Sample information

Easy to catch. Plump, shiny black fly.

Methods

Materials and Methods

DNA was extracted from two insect specimens using cell lysis and precipitation protocol. Specimens were rinsed in water to remove ethanol, blotted dry, and transferred to individual 1.5 mL microcentrifuge tubes. Each sample was macerated in 200 µL of Cell Lysis Buffer using sterile pestles, with thorough grinding to maximize DNA yield. The tubes were heated at 95°C for 5 minutes, and centrifuged to remove debris. The supernatant was transferred to tubes containing cold isopropanol, mixed, and centrifuged to pellet DNA. Pellets were washed with 70% ethanol, air-dried, and resuspended in 50 µL DNA Elution Buffer and incubated in a 65°C  water bath for approximately 5 minutes. The pellet was still intact at this stage, but it was broken up by pipetting up and down a few times. It was left to incubate for an additional minute before proceeding.
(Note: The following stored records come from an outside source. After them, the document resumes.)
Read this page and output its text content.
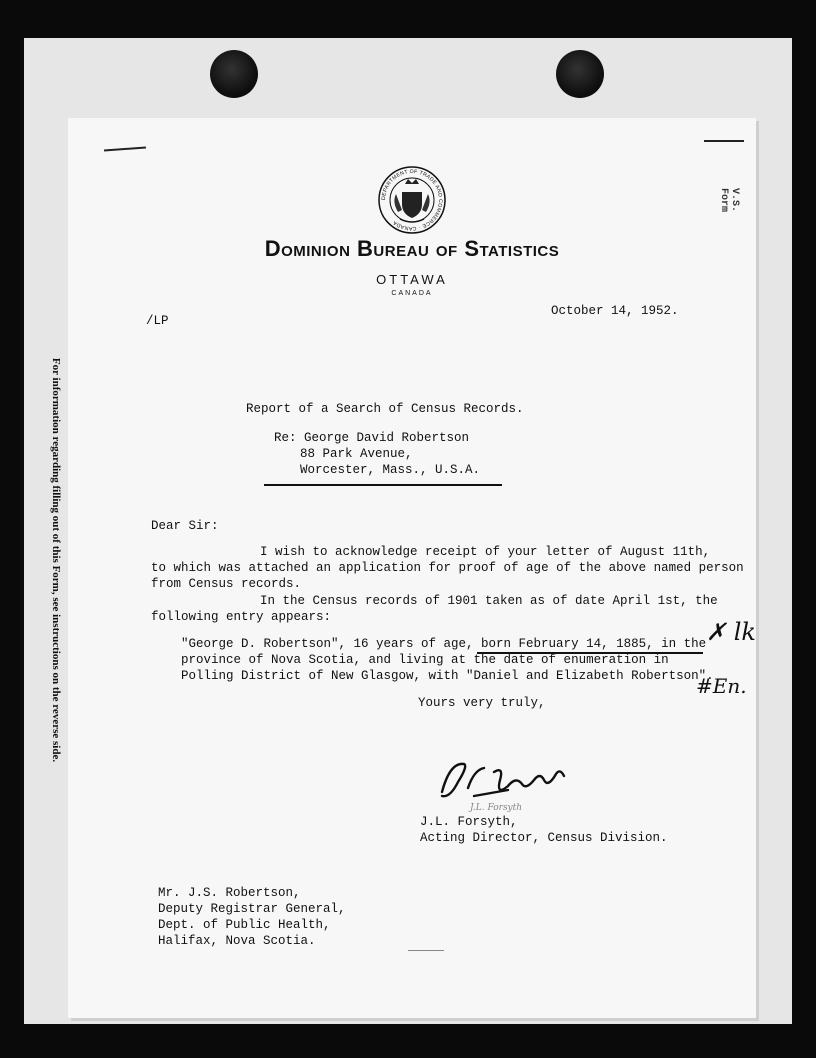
For information regarding filling out of this Form, see instructions on the reverse side.
V.S. Form
DEPARTMENT OF TRADE AND COMMERCE · CANADA
Dominion Bureau of Statistics
OTTAWA
CANADA
October 14, 1952.
/LP
Report of a Search of Census Records.
Re: George David Robertson
88 Park Avenue,
Worcester, Mass., U.S.A.
Dear Sir:
I wish to acknowledge receipt of your letter of August 11th,
to which was attached an application for proof of age of the above named person
from Census records.
In the Census records of 1901 taken as of date April 1st, the
following entry appears:
"George D. Robertson", 16 years of age, born February 14, 1885, in the
province of Nova Scotia, and living at the date of enumeration in
Polling District of New Glasgow, with "Daniel and Elizabeth Robertson".
✗ lk
#En.
Yours very truly,
J.L. Forsyth
J.L. Forsyth,
Acting Director, Census Division.
Mr. J.S. Robertson,
Deputy Registrar General,
Dept. of Public Health,
Halifax, Nova Scotia.
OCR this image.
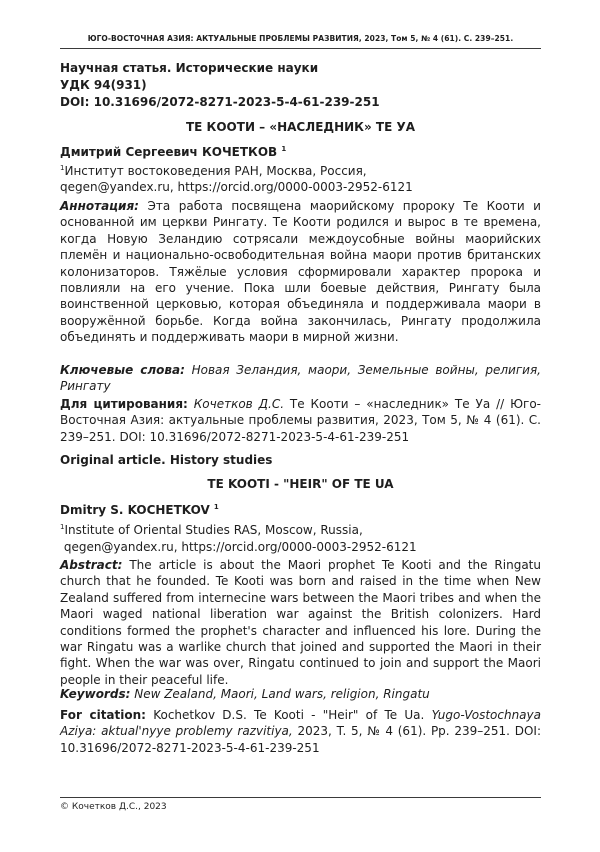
ЮГО-ВОСТОЧНАЯ АЗИЯ: АКТУАЛЬНЫЕ ПРОБЛЕМЫ РАЗВИТИЯ, 2023, Том 5, № 4 (61). С. 239–251.
Научная статья. Исторические науки
УДК 94(931)
DOI: 10.31696/2072-8271-2023-5-4-61-239-251
ТЕ КООТИ – «НАСЛЕДНИК» ТЕ УА
Дмитрий Сергеевич КОЧЕТКОВ $^1$
$^1$Институт востоковедения РАН, Москва, Россия,
qegen@yandex.ru, https://orcid.org/0000-0003-2952-6121
Аннотация: Эта работа посвящена маорийскому пророку Те Кооти и основанной им церкви Рингату. Те Кооти родился и вырос в те времена, когда Новую Зеландию сотрясали междоусобные войны маорийских племён и национально-освободительная война маори против британских колонизаторов. Тяжёлые условия сформировали характер пророка и повлияли на его учение. Пока шли боевые действия, Рингату была воинственной церковью, которая объединяла и поддерживала маори в вооружённой борьбе. Когда война закончилась, Рингату продолжила объединять и поддерживать маори в мирной жизни.
Ключевые слова: Новая Зеландия, маори, Земельные войны, религия, Рингату
Для цитирования: Кочетков Д.С. Те Кооти – «наследник» Те Уа // Юго-Восточная Азия: актуальные проблемы развития, 2023, Том 5, № 4 (61). С. 239–251. DOI: 10.31696/2072-8271-2023-5-4-61-239-251
Original article. History studies
TE KOOTI - "HEIR" OF TE UA
Dmitry S. KOCHETKOV $^1$
$^1$Institute of Oriental Studies RAS, Moscow, Russia,
qegen@yandex.ru, https://orcid.org/0000-0003-2952-6121
Abstract: The article is about the Maori prophet Te Kooti and the Ringatu church that he founded. Te Kooti was born and raised in the time when New Zealand suffered from internecine wars between the Maori tribes and when the Maori waged national liberation war against the British colonizers. Hard conditions formed the prophet's character and influenced his lore. During the war Ringatu was a warlike church that joined and supported the Maori in their fight. When the war was over, Ringatu continued to join and support the Maori people in their peaceful life.
Keywords: New Zealand, Maori, Land wars, religion, Ringatu
For citation: Kochetkov D.S. Te Kooti - "Heir" of Te Ua. Yugo-Vostochnaya Aziya: aktual'nyye problemy razvitiya, 2023, T. 5, № 4 (61). Pp. 239–251. DOI: 10.31696/2072-8271-2023-5-4-61-239-251
© Кочетков Д.С., 2023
For PCR amplification, 2 µL of each DNA extract was added to a pre-mixed PCR master mix containing primers for arthropod CO1 and Wolbachia 16S rRNA genes. Amplification was conducted using a thermal cycler with appropriate annealing temperatures for each gene. PCR products were visualized via electrophoresis using a 2% agarose gel stained with SYBR Safe DNA dye. Gels were prepared by dissolving 0.5 g agarose in 25 mL 1× TBE buffer, cooled, and poured into a casting tray. Samples were mixed with loading dye, loaded into wells, and electrophoresed at 130 V for ~25 minutes. Bands were visualized under UV light, photographed, and analyzed.

Results

The controls worked and CO1 arthropod DNA extraction from flies was successful.